Интересы врача, Тамары Николаевны, были далеки от политики, тут был личный интерес. Сначала было просто гуманное отношение. Она принесла мне учебник русского языка для немцев и русско-немецкий словарь, работу организовала так, чтобы было время для изучения русского языка. Я с усердием взялся за учебу. А если к этому приложить частые разговоры со мной по-русски, то получалась связь теории с практикой. Дело медленно, но продвигалось вперед. Через месяц я уже переводил статьи из газеты «Правда», военные бюллетени, где был ограниченный запас часто повторяющихся слов. Лейтенант Мейер выступал в роли учителя и корректора моих переводов, что не нравилось врачу, это якобы мешает мне в учебе. Июль и август были посвящены освоению разговорной речи, а единственным партнером была Тамара Николаевна. Темы разговоров постепенно переходили в сферу эмоциональную, а заодно помогали и в медицинском направлении. Лекарств было немного: угольные таблетки против дизентерии, зеленка — для дезинфекции ран, черная мазь против язв, акрихин и хинин для лечения малярии. Врач принимала больных, а меня учила ставить диагноз. Потом стала доверять и лечение. Медфак в университете не мог бы действовать эффективнее.

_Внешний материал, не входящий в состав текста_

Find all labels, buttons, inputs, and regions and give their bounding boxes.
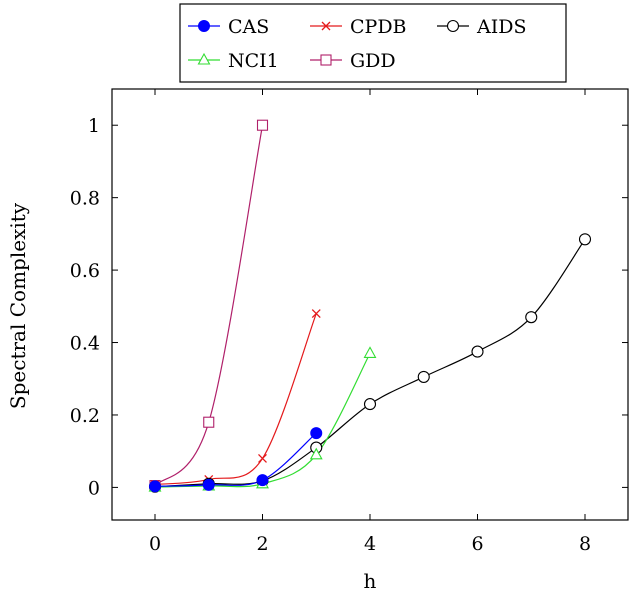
point-aids xyxy=(417,370,430,383)
series-line-cas xyxy=(154,432,317,487)
x-tick-label: 0 xyxy=(149,533,161,555)
legend-label-nci1: NCI1 xyxy=(228,50,279,72)
markers-cpdb xyxy=(150,309,321,489)
markers-aids xyxy=(148,233,592,493)
markers-cas xyxy=(149,427,323,493)
y-axis-title: Spectral Complexity xyxy=(6,202,30,409)
series-line-gdd xyxy=(154,125,264,487)
y-tick-label: 1 xyxy=(88,115,100,137)
series-aids xyxy=(154,238,586,488)
legend: CAS CPDB AIDS NCI1 GDD xyxy=(179,3,567,83)
series-line-nci1 xyxy=(154,353,371,488)
markers-nci1 xyxy=(148,346,377,492)
legend-label-aids: AIDS xyxy=(476,16,526,38)
point-cas xyxy=(202,478,215,491)
legend-item-cas: CAS xyxy=(188,16,269,38)
point-cpdb xyxy=(258,453,267,463)
point-aids xyxy=(363,398,377,411)
legend-box xyxy=(179,3,567,83)
x-axis-title: h xyxy=(364,569,377,591)
legend-item-nci1: NCI1 xyxy=(188,50,279,72)
point-cas xyxy=(149,480,161,493)
legend-marker-gdd xyxy=(320,54,332,66)
plot-frame xyxy=(111,88,629,521)
legend-label-cas: CAS xyxy=(228,16,269,38)
point-gdd xyxy=(203,416,215,428)
point-nci1 xyxy=(363,346,377,358)
legend-marker-cpdb xyxy=(321,21,331,31)
legend-marker-aids xyxy=(446,19,460,33)
plot-layer: 0 2 4 6 8 0 0.2 0.4 0.6 0.8 1 xyxy=(70,88,629,555)
point-aids xyxy=(471,345,484,358)
legend-label-gdd: GDD xyxy=(350,50,396,72)
legend-marker-nci1 xyxy=(197,52,211,65)
series-line-aids xyxy=(154,238,586,488)
series-gdd xyxy=(154,125,264,487)
point-aids xyxy=(525,311,538,324)
legend-item-cpdb: CPDB xyxy=(310,16,407,38)
point-aids xyxy=(578,233,592,246)
series-cas xyxy=(154,432,317,487)
y-tick-label: 0.2 xyxy=(70,405,100,427)
x-tick-label: 2 xyxy=(256,533,268,555)
legend-item-aids: AIDS xyxy=(437,16,526,38)
point-gdd xyxy=(256,119,269,131)
y-tick-label: 0.8 xyxy=(70,188,100,210)
markers-gdd xyxy=(149,119,269,492)
y-tick-label: 0.6 xyxy=(70,260,100,282)
point-nci1 xyxy=(309,447,323,460)
point-cpdb xyxy=(311,309,321,319)
x-tick-label: 4 xyxy=(364,533,376,555)
series-line-cpdb xyxy=(154,313,317,486)
legend-marker-cas xyxy=(198,20,210,32)
series-cpdb xyxy=(154,313,317,486)
series-nci1 xyxy=(154,353,371,488)
point-cas xyxy=(310,427,323,440)
legend-label-cpdb: CPDB xyxy=(350,16,407,38)
x-tick-label: 8 xyxy=(579,533,591,555)
y-tick-label: 0.4 xyxy=(70,333,100,355)
point-cas xyxy=(256,474,269,487)
x-tick-label: 6 xyxy=(471,533,483,555)
y-tick-label: 0 xyxy=(88,477,100,499)
legend-item-gdd: GDD xyxy=(310,50,396,72)
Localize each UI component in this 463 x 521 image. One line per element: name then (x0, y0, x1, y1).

Однажды она исчезла на целую неделю, и я оказался в сложном положении. Ночь! Все спят, в том числе и я. Пробуждаюсь от крика: «Господин санитар!» Не сразу соображаю, что этот господин — я. Старший румынской части объясняет, что один из его товарищей умирает. Остальные румыны просят поспешить. Зашли в корпус, и в свете свечи вижу больного, который на постели изворачивается в судорогах. Рукой определяю, что очень высокая температура, диагноз несложный — приступ тропической малярии. Что мне сделать? Внутримышечную инъекцию уже умею делать, врач показывала, как сделать укол на границе между спиной и задницей. Старший прямо умоляет помочь. Пошел я в медпункт, достал дезинфицированный шприц, ампулу хинина и, вернувшись, попросил крепких помощников подержать больного для обеспечения неподвижности. Буквально через 10 минут после укола пациент успокоился и заснул. Какое чудо!
На следующий день он был слаб, но самочувствие было нормальным. До прихода врача было еще несколько слабых приступов, а потом и они прекратились. А вот что меня удивило. Утром ко мне обращается дежурный офицер с вопросом: «Сколько у вас неработоспособных?» Считаю по пальцам и отвечаю. Лейтенант благодарит, салютует и уходит. Это уже трудно понять. Он, по сути, мой тюремщик, а относится ко мне как к равноправному человеку. А он ведь воевал, был тяжело ранен, у него нет правой руки, т. е. он стал инвалидом в результате боевых действий. Я — представитель противника, пришедший на его землю. Просто не понять!